The origins of marking written work in red ink – Cicero and Atticus

While reading Tiziano Dorandi’s fascinating work, Le stylet et la tablette, on how ancient authors composed their works, I find on p.113 a little snippet.

Cicero sent his works to Atticus for correction and publication.  It seems that Atticus would ‘mark’ the work in red ink, just like a modern school-teacher.

We learn from Cicero’s letter to Atticus (book 16, 11, 1) that the former pretended to have just the same feelings, as a modern pupil would:

Nostrum opus tibi probari laetur … cerulas enim tuas miniatulas illas extimescebam!

I am glad that my work pleases you … for I was afraid of your little red crayon!

How little some things change down the centuries.  Red and black have been the standard colours for inks for centuries, probably because they were easiest to prepare.  I wonder whether Roman schoolboys did homework?  There are certainly schoolboy exercises among the papyri from Egypt.

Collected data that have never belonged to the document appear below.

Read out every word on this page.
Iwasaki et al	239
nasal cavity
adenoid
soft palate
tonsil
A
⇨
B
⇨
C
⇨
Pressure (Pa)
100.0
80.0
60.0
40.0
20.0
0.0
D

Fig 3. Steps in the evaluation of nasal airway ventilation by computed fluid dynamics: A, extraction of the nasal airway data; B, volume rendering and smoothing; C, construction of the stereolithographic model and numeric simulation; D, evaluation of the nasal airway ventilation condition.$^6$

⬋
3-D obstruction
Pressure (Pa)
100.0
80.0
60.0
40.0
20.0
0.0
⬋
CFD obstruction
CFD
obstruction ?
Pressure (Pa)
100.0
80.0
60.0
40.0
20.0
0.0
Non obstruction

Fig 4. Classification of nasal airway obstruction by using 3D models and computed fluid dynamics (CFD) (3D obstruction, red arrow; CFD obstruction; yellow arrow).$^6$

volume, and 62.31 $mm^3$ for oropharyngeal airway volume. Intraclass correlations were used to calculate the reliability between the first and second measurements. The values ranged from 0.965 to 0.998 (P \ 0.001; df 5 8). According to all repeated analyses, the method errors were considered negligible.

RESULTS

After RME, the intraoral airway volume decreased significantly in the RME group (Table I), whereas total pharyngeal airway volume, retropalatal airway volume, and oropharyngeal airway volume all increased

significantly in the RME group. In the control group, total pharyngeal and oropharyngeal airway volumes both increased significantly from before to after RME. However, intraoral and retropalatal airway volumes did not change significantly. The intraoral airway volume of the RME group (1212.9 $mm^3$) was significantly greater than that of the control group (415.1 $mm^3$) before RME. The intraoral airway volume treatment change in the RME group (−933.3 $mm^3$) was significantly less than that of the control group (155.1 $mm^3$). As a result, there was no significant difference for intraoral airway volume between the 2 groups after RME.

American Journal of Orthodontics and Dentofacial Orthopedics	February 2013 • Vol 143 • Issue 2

8 Responses to “The origins of marking written work in red ink – Cicero and Atticus”


  1. Larry Martin

    I think the Latin text, ironically enough as you are discussing the corrective red pen, should read “probari laetor.”

  2. Roger Pearse

    Correct – fixed!

  3. Juan Acevedo

    In a curious pre-Hispanic Mexican parallelism, here is a description of the Aztec sages, the Tlamatinime: “His are the black and red ink, his are the illuminated manuscripts, he studies the illuminated manuscripts.
    He himself is writing and wisdom…”

  4. Roger Pearse

    Interesting: what is the source for this?

  5. Juan Acevedo

    Miguel León-Portilla, quite an authority on Nahuatl studies, translates from some Aztec codex regarding the Tlamatinime: “los señores de la tinta roja y negra”… I think his book on this topic is called in English “Aztec Thought and Culture” (La sabiduría náhuatl).

  6. Roger Pearse

    You don’t have a page number, by any chance?

  7. Juan Acevedo

    With thanks to Google Books: Aztec Thought and Culture: A Study of the Ancient Nahuatl Mind, p. 21, also 22 and 102.

  8. Roger Pearse

    Thank you very much! (It is always sound practice to tie down the reference for an interesting quote when you find it; finding the reference later can be impossible).